Meantime, over at the venerable old Virginia Quarterly Review, Oscar Villalon does an even handed Cowie and Stein match up calling them "complimentary books." In an essay called "The Age of Inequality," he calls Stayin' Alive an "engrossing, illuminating book." Most importantly, he quotes one of my favorite lines, a comparison between the popular mythologies of the hippies' Woodstock and the rednecks' Muskogee, Oklahoma: 


"One was real, the other surreal; one worked, the other played; one did the labor, the other did the criticism; one smoked dope, the other drank whisky; one built, the other destroyed; one was for survival, the other was for the revolution; one died in wars, the other protested wars..." 


Richard Greenwald, writing for In These Times, calls the 1970s "the Rodney Dangerfield of decades—they get no respect." What I like about Greenwald's piece, like Phillips-Fein's, is it hinges on the idea, only implicit in the book, "that the New Deal may not be the natural political state or norm we have come to believe." That's the essence of my new project with Nick Salvatore, called The Long Exception.


Finally, I'm thrilled to be getting the attention of as serious a music critic as Eric Weisbard (an EMP organizer and editor), even if he is on my case for practicing music criticism without a license (see December 2010 issue of the Journal of Popular Music Studies). You can easily take me to task for leaving all sorts of stuff out of a book that is at best one-eighth about music.
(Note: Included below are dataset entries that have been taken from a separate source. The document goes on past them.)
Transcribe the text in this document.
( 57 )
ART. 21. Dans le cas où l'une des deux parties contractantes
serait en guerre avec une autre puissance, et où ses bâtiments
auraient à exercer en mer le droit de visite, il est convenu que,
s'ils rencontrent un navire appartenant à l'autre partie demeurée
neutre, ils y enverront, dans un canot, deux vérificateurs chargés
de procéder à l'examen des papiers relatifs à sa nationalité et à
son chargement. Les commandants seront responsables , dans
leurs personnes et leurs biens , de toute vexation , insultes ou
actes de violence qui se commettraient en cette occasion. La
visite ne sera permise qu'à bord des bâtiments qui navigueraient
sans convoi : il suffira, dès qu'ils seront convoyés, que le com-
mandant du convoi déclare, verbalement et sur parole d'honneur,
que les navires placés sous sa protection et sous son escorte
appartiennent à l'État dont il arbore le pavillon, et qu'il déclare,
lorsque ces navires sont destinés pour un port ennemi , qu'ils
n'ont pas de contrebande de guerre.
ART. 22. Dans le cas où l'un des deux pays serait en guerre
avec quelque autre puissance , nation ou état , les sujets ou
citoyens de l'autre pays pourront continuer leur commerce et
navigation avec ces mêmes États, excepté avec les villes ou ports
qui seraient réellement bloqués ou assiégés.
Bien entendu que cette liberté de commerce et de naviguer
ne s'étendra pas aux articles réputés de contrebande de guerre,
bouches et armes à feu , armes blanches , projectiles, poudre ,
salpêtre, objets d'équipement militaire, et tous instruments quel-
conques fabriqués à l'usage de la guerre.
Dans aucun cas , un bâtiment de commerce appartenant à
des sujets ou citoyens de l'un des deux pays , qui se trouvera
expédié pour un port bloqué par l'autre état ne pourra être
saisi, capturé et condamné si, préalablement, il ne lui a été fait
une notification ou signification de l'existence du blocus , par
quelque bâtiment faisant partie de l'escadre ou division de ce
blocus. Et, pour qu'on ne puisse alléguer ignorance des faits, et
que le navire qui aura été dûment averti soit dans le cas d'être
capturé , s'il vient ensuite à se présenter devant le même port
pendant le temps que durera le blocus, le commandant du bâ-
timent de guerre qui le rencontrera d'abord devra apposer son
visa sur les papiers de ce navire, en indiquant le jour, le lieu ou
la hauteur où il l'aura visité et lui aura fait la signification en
Or for not getting my disco pitch perfect. I'm even willing to take my lumps as a pathetic, hetero white-guy Brucehead (though I would have to argue that there is a hell of a lot more democratic potential in that kind of fandom than being a Trekie, come on!)* You might even convince me that there is a case to be made for Charley Pride, the sole black entrant into the Grand Ole Opry, as meaning something though I'm not quite sure what. 


You can do all that, Mr. Weisbard, but dare not say that I am "not a Chuck Berry kind of music fan." Take it back. 


I couldn't find footage of him playing the Carter White House in '79, but here he is with the long hair rock and rollers trying to follow his lead in '72:


*I follow Joel Dinerstein's argument that whatever makes Springsteen great, counterintuitively, is his roots in soul music. See: Dinerstein, "The Soul Roots of Bruce Springsteen's American Dream," American Music [Winter 2007]).